Vodacom Group, a subsidiary of Vodafone Group Plc recently announced the simplification of its structure and the development of a standalone South African business as it aims at managing its expanded presence in Africa.
In a statement by the company, it mentioned that the South African telecom giant required a new structure to manage its business and work on its growth plans regarding digital and financial services. In order to oversee its operations in Africa, it was important to create a stand-alone South African operating entity, it further read.
Reportedly, the Vodacom Group assumed responsibility for Vodafone Ghana from April 1 and subsequently formed a joint venture with Safaricom- a Kenya based mobile operating company after purchasing the mobile-based money transfer platform- M-PESA brand from Vodafone.
Apparently, both, Vodacom and Safaricom have expressed their interest in bidding for an Ethiopian telecom license as a part of the association. Vodacom holds a strategic share in Safaricom.

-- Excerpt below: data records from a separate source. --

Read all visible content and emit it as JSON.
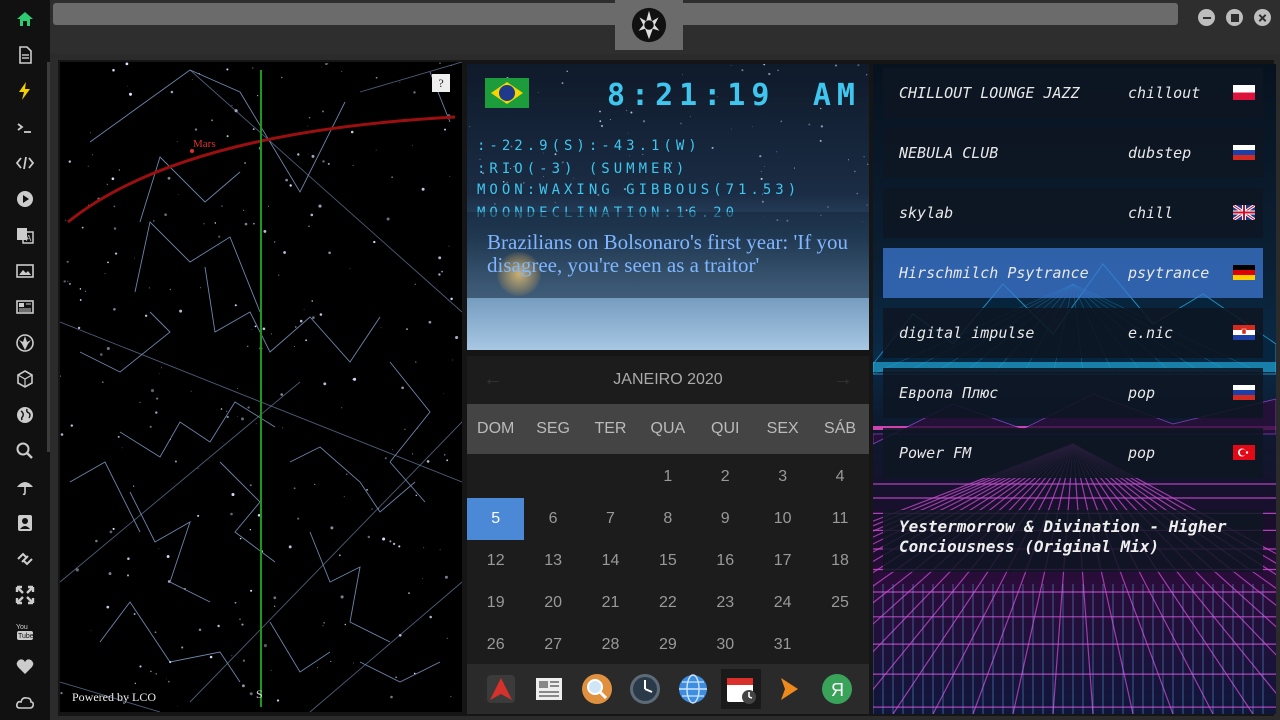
{
  "window": {
    "logo_icon": "rebel-alliance-icon",
    "controls": [
      "minimize-icon",
      "maximize-icon",
      "close-icon"
    ]
  },
  "sidebar": {
    "items": [
      {
        "name": "home-icon",
        "color": "#2ecc71"
      },
      {
        "name": "document-icon",
        "color": "#cccccc"
      },
      {
        "name": "lightning-icon",
        "color": "#f5d000"
      },
      {
        "name": "terminal-icon",
        "color": "#cccccc"
      },
      {
        "name": "code-icon",
        "color": "#cccccc"
      },
      {
        "name": "play-icon",
        "color": "#cccccc"
      },
      {
        "name": "translate-icon",
        "color": "#cccccc"
      },
      {
        "name": "image-icon",
        "color": "#cccccc"
      },
      {
        "name": "newspaper-icon",
        "color": "#cccccc"
      },
      {
        "name": "rebel-icon",
        "color": "#cccccc"
      },
      {
        "name": "hexagon-icon",
        "color": "#cccccc"
      },
      {
        "name": "globe-icon",
        "color": "#cccccc"
      },
      {
        "name": "search-icon",
        "color": "#cccccc"
      },
      {
        "name": "umbrella-icon",
        "color": "#cccccc"
      },
      {
        "name": "contact-icon",
        "color": "#cccccc"
      },
      {
        "name": "link-icon",
        "color": "#cccccc"
      },
      {
        "name": "expand-icon",
        "color": "#cccccc"
      },
      {
        "name": "youtube-icon",
        "color": "#cccccc"
      },
      {
        "name": "heart-icon",
        "color": "#cccccc"
      },
      {
        "name": "cloud-icon",
        "color": "#cccccc"
      }
    ]
  },
  "skymap": {
    "help": "?",
    "planet": "Mars",
    "credit": "Powered by LCO",
    "direction": "S"
  },
  "clock": {
    "time": "8:21:19",
    "ampm": "AM",
    "coords": ":-22.9(S):-43.1(W)",
    "location": ":RIO(-3) (SUMMER)",
    "moon": "MOON:WAXING GIBBOUS(71.53)",
    "moon_declination": "MOONDECLINATION:16.20",
    "news": "Brazilians on Bolsonaro's first year: 'If you disagree, you're seen as a traitor'",
    "flag": "brazil-flag"
  },
  "calendar": {
    "month": "JANEIRO 2020",
    "prev": "←",
    "next": "→",
    "weekdays": [
      "DOM",
      "SEG",
      "TER",
      "QUA",
      "QUI",
      "SEX",
      "SÁB"
    ],
    "weeks": [
      [
        "",
        "",
        "",
        "1",
        "2",
        "3",
        "4"
      ],
      [
        "5",
        "6",
        "7",
        "8",
        "9",
        "10",
        "11"
      ],
      [
        "12",
        "13",
        "14",
        "15",
        "16",
        "17",
        "18"
      ],
      [
        "19",
        "20",
        "21",
        "22",
        "23",
        "24",
        "25"
      ],
      [
        "26",
        "27",
        "28",
        "29",
        "30",
        "31",
        ""
      ]
    ],
    "selected": "5",
    "selected_color": "#4b89d6"
  },
  "dock": {
    "items": [
      "arch-icon",
      "news-app-icon",
      "search-app-icon",
      "clock-app-icon",
      "globe-app-icon",
      "calendar-app-icon",
      "play-app-icon",
      "yandex-icon"
    ]
  },
  "radio": {
    "stations": [
      {
        "name": "CHILLOUT LOUNGE JAZZ",
        "genre": "chillout",
        "flag": "poland-flag"
      },
      {
        "name": "NEBULA CLUB",
        "genre": "dubstep",
        "flag": "russia-flag"
      },
      {
        "name": "skylab",
        "genre": "chill",
        "flag": "uk-flag"
      },
      {
        "name": "Hirschmilch Psytrance",
        "genre": "psytrance",
        "flag": "germany-flag"
      },
      {
        "name": "digital impulse",
        "genre": "e.nic",
        "flag": "croatia-flag"
      },
      {
        "name": "Европа Плюс",
        "genre": "pop",
        "flag": "russia-flag"
      },
      {
        "name": "Power FM",
        "genre": "pop",
        "flag": "turkey-flag"
      }
    ],
    "active_index": 3,
    "now_playing": "Yestermorrow & Divination - Higher Conciousness (Original Mix)"
  }
}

For the record, the new standalone business in South Africa will be managed by the director of Vodafone – Balesh Sharma who is presently the director of special projects for the Vodafone Group, which is a majority-owner of Vodacom.
Notably, Sharma will now directly report to the Group Chief Executive Shameel Joosub and will join the reconstructed Vodacom Group executive committee from July 1, 2020. Following the news, the shares of the company rose by nearly 0.24%, outperforming the wider index which fell by close to 2%.
In recent news, following the rise in internet users in South Africa due to the increase in people working from home, SA Vodacom witnessed an 8.9% jump in its total earnings, offering services to more than 116 million customers across the region.
The company has also enhanced its fiber roll-out in the second half of the year, doubling the number of connected businesses and homes to 61,427.